Why the fuck am I like I am? Guess thats how I was made, I know I'm too naive, too shy, too worried sometimes, too self consious and a lot of the time too nice.

Am I screwed up in ways I think? I think I have a set values but I never judge others. I think I have opened my values some in the past year or so and it hasn't hurt anything or me. I think I'm willing to test some things out. I know I am very strong on honesty and trust and won't waver on those.

Who the hell cares? I think I have a good group of friends that honestly do care. It helps a lot to know that. Not sure what I would have done if I hadn't found the internet.

Would love make me happy? I dream it will. I think being able to share everything and make a happy life with someone is what it's all about.

Would being honest with others about who I am really change things? I think for myself, being honest to my family and close friends is going to be an essential thing. I just can't get there for a lot of reasons. I get so close but never seem to get there.
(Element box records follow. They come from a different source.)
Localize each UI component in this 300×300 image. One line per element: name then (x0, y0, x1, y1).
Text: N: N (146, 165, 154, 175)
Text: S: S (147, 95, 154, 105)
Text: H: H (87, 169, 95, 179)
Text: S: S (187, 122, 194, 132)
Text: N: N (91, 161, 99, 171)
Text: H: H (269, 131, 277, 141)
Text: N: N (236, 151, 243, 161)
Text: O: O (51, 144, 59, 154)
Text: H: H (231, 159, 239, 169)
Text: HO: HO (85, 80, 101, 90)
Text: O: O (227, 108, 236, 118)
How do I get more self assured? I think with loosing some weight and getting healthy has helped some. In work I am very assured, but personally when it comes to meeting someone I'm not and it makes me a nervous person. This has caused some issues in the past, I would have to say.

Why am I not more confident about certain things? Sex is probably the biggest. I haven't done it a lot. I've been with very few people. I am worried what they think at all times, my body, my size, my abilities, I get all worked up. Honestly I don't think I've been with someone enough to feel genuinly comfortable yet.

What would it be like to be in a relationship? I have a lot of family. I know it isn't a bed of roses. I know it takes committment and lots of give and take. But I also think that it shouldn't be work. I honestly think it would be awesome to share everthing with someone.

Would I be good at it? I know I would give it my all and be honest and committed. It think I have a lot to give someone.

Why do I hold back? Fear of rejection I think, and mostly the fact of having to hide all my life, who I am and to play the game for society but not let anyone get too close.

What am I afraid of? Being good enough for them to stand for a length of time. That I'm worth it.

Could someone really love me? Well I hope they could. I hope I have that in me that someone could.

Could I let them? Without a doubt. I think it is something that grows in people also. Not sure I'm a believer in "Love" at first site. "LUST" without a doubt but that fades if you genuinly don't care.

Can I give myself completely to someone else? I think most of it is I have to trust someone. I have to feel it is mutual, but I do think I could and almost have before.

Am I supposed to? I think this is the only way to be with someone.

OK that's enough I do have a few more I won't share but WOW can't believe I shared what I did. LOL

I've been in a lonely mode lately. I've been extra attentive to my surrounding espeically when I see couples and people together. I know it has to do with a few things going on right now in my life. I'm not totally sad or depressed or anything like that really so don't get me wrong. It's just a lot of strong urges and wants coming about. My trip to Seattle kind put some things in my mind as I said before. Some stronger conclusions I've come to about myself and what I want. Some things in other people lives in the last month or two also have made me think a lot. Some conversations here and there.

Well crap I've rambled again and was going to keep this one shorter than the novel last night. LOL But oh well, such is life. Or at least mine. Thanks for listening and take care.